Wednesday, April 7, 2021

Rough Interlude Study, Week Five

Hey all,

Week five has now passed, a better and well paced week compared to last, but still not ideal. Next week more focus needs to fall on rest and time in between work, on interludes. However, wonderful and amazing sounds were still born of this week, alongside interesting and exciting coding endeavors.

I did not end up making a YouTube demo for this week, and even this blog write up is still not finished as of Wednesday the week after . . I fell a bit 'behind' (I wouldn't really consider myself behind what I need to do overall, just behind or not as large an output as previous weeks), and instead of pushing myself much harder than I really should (sure, the videos and blog posts seem fairly straightforward but they take a solid chunk of time and effort to complete each week), I decided to rest. Sue me.

Editing... on april 16

 I did end up making and uploading a video for this week on april 11, and am now getting around to putting it here. You can find it at this link here, or view it below.

Rotary coding

This week I coded rotor: a 'sequencer' which blends between a series of 8 inputs in a repeating rhythmic fashion, heavily inspired by the recent attention the Crystal Palace has gotten from Hainbach and Look Mum No Computer. The potential for sound exploration by using this in pure data is incredible, it allows for beautifully evolving and ever changing sounds, and my rendition of it is still incredibly basic, all it does is modulate the volume of the inputs; once effects such as saturation and more exciting modulation are implemented this device will be incredible. I ended up using this alongside my tapeloop module from last week extensively over the course of this week, which will be detailed below.

the two renditions of the rotor module
There are two renditions of the rotor module: the first of which uses a more tradition pure data sequencer with a metro, a counter, and a [mod] to continuously, although fairly mechanically, rotate through the inputs; however, the second rendition, aptly named [rotor2], uses a series of lfo's to more smoothly and realistically cycle through the inputs. This second rendition also allows for more varied envelopes for each 'pass' of a sound through waveshaping the oscillator controlling the volume of the input, its even possible to have a hard on/off square wave controlling the volume (crazy, I know...). At a certain point I decided I might as well turn this into a ring modulator, as the modulator oscillator/lfo can be turned up to audio rate and create wacky over/undertones to the source signal.

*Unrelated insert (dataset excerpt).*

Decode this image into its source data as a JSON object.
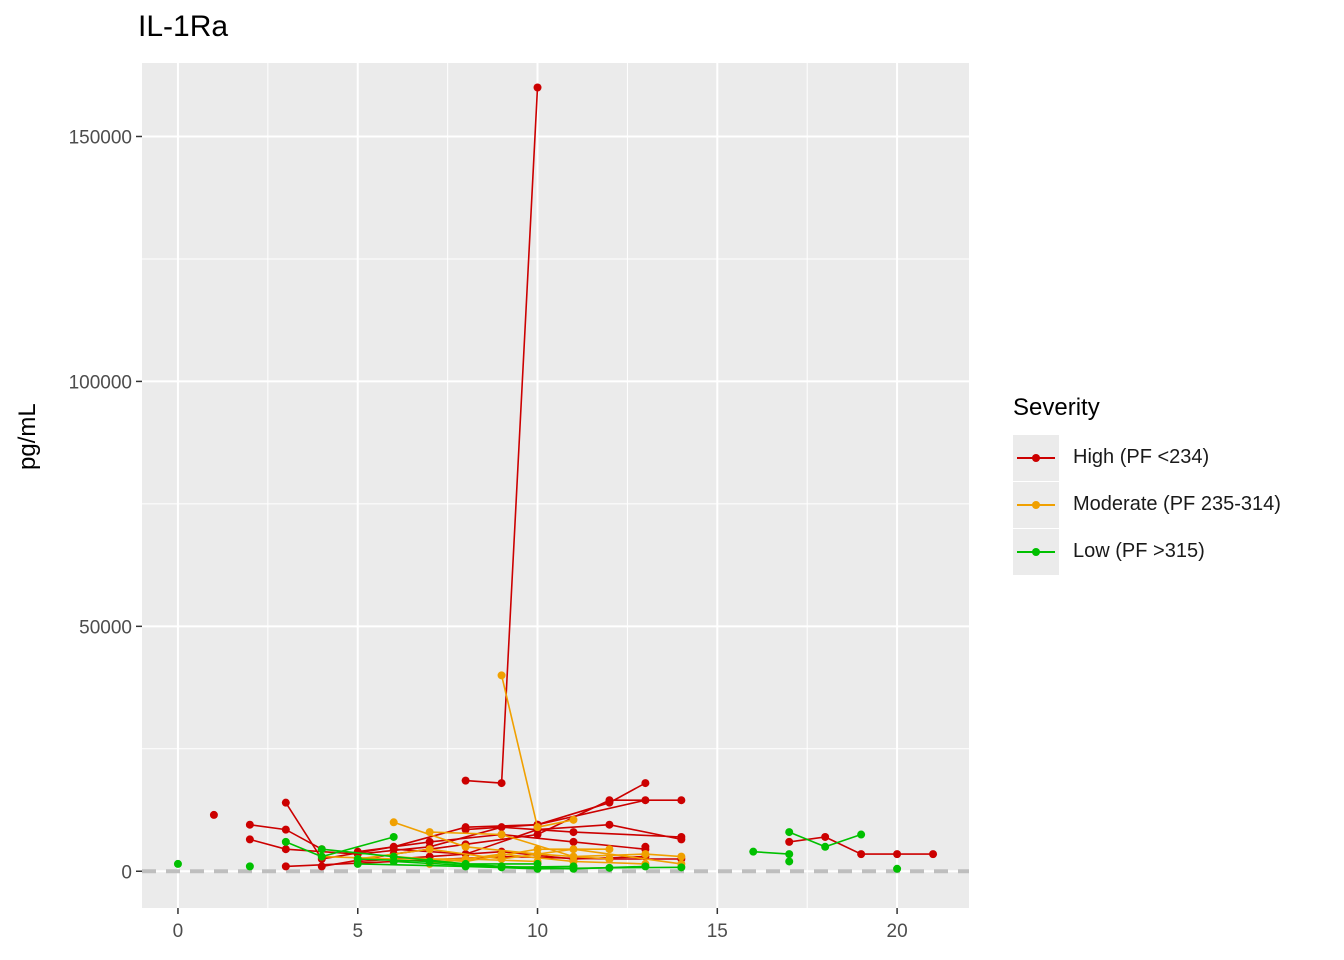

Although over the past two weeks, Ive made some pretty cool and weird effect, one area I've really been missing when using pdooll is distortion and saturation, something that has been on my hit list for a long time now. Over the next few weeks I'm planning on knocking off some simpler, more utilitarian, modules off the list to really make pdooll a versatile and accessible platform for sound creation and mangling.

Recording and songwriting

This week there were two main 'phases' of recording/writing/creating sound, which will be detailed below...

Phase 1. Guitar tapping and how to work an idea up to uninspiring results

My first recording of the week was an idea I've been hyping up for a little bit now: chord tuning my guitar and tapping/hitting it to create sound. I quite liked doing this recording, and the results I got from it were quite cool, but for what I had in mind they just didn't quite fit unfortunately; the cords were too pretty and the guitar tone was a bit too bitey and crunchy, sounded a bit to pretty-math rock for my current path. However I persisted for a while longer, recording some more and then processing the sounds through pdooll, resulting in some gorgeous gooey undefined flutters of sound which would be criminal not to use in the future; then tried arranging it and recording it into some form of a song, but alas it just felt forced and uninspiring to me at the end.

I most definitely intend on repeating this process in the future, however I plan on spending more time experimenting with sounds and tunings until I find 'the sound' that I'm after, rather than going with the first result that presented itself.

Phase 2. Sail wind and writing a full 20 minutes in under 24 hours

After frustratingly admitting to myself that what had been made so far wasnt it, I started from scratch; a decision that would lead to fantastic results.

Initial ideas we're recorded straight into pdooll tapeloop, with the output of the loops running through soundflower into reaper, set to constant recording. Starting with some synth drones (the main synth drone that can be heard throughout most of the piece, which yall will be able to hear in due course when I put together a video or demo for this tune), then layering vocals over the top, utilising the varispeed recording that I incorporated into the tapeloop module; this was the basis of the composition, and marks the end of the more involved recording for the first session, as after this I let the loops record out into reaper for about an hour n a half, changing parameters and feeding back and degrading the loops over time (also feeding the output through a hardware compressor chain in parallel). The final recording from this initial session were brilliant little loops which eventually devolved into destructive madness.

Over the course of the next sessions, I edited and arranged the piece, recorded some percussion on it using my ms20 and some lfo's, creating this strange clickity kick drum and shaker pattern that runs through the entire piece, and process and polish off the piece a little. The result was 'Sail Wind', 15-20 minutes of percussive ambient sample based electronica, of which I intend to work on more and present at Oscilloscape next Saturday, April 17th.